In a rhombus, the height dropped from the top of the obtuse angle is 8 cm, divides the base

In a rhombus, the height dropped from the top of the obtuse angle is 8 cm, divides the base in half. find the diagonals and corners of the rhombus.

Since the height BH divides the side AD in half, it is also the median of the triangle ABD, then it is possible in an isosceles triangle AB = BD, and since all sides of the rhombus are equal, the triangle ABD is equilateral and all of its internal angles are 60. The angle BAD = 60, and since the opposite angles of the rhombus are equal, and the sum of the adjacent ones is 180, then the angle BCD = 60, the angle ABC = ADC = 180 – 60 = 120.

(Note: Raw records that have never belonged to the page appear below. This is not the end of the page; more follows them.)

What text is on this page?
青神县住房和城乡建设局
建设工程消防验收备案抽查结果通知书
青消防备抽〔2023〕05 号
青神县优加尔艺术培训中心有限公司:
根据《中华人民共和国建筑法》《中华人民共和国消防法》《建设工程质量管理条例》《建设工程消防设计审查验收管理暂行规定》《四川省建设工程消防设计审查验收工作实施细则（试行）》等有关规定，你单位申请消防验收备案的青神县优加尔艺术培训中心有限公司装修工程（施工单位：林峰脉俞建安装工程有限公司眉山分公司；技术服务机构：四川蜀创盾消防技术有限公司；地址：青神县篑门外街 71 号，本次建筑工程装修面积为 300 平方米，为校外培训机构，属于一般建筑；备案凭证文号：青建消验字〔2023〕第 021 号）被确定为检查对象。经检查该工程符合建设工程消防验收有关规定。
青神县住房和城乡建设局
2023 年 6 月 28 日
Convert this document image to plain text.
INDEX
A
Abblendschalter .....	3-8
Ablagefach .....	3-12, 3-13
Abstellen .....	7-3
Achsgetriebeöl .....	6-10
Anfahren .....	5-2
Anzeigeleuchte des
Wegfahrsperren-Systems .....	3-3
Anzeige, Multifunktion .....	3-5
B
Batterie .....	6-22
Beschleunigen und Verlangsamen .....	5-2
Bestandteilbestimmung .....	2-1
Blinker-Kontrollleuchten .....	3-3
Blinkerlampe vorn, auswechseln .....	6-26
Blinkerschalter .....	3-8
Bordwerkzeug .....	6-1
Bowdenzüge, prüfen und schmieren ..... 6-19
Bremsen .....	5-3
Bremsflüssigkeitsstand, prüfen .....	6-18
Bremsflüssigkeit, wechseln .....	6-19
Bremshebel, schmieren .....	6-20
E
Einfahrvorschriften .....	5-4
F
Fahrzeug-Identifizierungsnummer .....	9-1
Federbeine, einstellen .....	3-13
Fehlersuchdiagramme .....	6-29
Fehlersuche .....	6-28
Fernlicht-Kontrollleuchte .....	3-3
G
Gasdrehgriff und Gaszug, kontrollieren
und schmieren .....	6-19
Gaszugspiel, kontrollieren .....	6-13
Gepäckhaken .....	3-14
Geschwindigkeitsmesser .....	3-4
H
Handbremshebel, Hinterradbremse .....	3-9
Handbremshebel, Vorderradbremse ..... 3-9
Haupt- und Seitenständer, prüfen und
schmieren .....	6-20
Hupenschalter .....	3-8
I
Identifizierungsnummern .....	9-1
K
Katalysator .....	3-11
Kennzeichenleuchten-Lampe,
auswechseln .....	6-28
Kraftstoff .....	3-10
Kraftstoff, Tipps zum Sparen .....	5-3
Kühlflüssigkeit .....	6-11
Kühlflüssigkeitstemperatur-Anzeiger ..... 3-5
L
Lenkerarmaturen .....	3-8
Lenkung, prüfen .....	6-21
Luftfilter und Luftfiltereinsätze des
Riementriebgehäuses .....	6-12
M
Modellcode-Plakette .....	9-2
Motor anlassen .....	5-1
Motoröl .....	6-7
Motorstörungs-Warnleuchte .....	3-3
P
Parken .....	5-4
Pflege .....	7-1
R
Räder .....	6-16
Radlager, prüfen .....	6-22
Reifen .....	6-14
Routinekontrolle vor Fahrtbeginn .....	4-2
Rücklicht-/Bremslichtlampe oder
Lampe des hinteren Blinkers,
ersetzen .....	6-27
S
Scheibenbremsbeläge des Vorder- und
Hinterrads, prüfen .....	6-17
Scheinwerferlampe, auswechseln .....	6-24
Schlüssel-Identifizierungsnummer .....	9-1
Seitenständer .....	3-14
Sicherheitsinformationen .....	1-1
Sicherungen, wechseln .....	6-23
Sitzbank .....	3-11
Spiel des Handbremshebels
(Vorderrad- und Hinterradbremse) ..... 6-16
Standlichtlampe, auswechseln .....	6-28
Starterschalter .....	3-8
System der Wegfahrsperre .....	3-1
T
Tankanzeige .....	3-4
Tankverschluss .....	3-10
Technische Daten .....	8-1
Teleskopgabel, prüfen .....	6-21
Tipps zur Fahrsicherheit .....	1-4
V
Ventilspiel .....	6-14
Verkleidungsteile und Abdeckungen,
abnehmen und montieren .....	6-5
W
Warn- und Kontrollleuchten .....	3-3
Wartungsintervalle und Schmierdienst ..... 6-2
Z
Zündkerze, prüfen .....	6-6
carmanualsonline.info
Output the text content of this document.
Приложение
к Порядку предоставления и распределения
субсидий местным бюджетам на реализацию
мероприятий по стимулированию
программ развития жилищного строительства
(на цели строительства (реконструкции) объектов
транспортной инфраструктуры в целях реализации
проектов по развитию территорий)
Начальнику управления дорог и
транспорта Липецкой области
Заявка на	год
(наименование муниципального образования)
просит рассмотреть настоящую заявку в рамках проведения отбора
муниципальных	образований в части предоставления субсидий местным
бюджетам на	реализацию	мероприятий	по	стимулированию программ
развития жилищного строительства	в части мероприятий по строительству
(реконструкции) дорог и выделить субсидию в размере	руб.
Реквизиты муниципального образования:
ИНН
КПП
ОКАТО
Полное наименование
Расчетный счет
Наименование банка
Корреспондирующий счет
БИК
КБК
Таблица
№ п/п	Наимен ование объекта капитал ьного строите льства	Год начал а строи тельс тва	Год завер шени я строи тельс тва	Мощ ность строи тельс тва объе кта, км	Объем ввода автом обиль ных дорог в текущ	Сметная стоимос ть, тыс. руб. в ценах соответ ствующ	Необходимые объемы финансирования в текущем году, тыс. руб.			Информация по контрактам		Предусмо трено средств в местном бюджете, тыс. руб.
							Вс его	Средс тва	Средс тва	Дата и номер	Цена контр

In a right-angled triangle, we determine the length of the hypotenuse BD.

ВD = ВН / Sin60 = 8 / √3 / 2 = 16 / √3 cm.

AB = 16 / √3 cm.

BO = BD / 2 = 8 / √3 cm.

In a right-angled triangle ABO, AO ^ 2 = AB ^ 2 – BO ^ 2 = (16 / √3) ^ 2 – (8 / √3) ^ 2 = (256 – 64) / 3 = 64.

AO = 8 cm.

Answer: The angles of the rhombus are 60, 120, the lengths of the diagonals are 8 cm and 16 / √3 cm.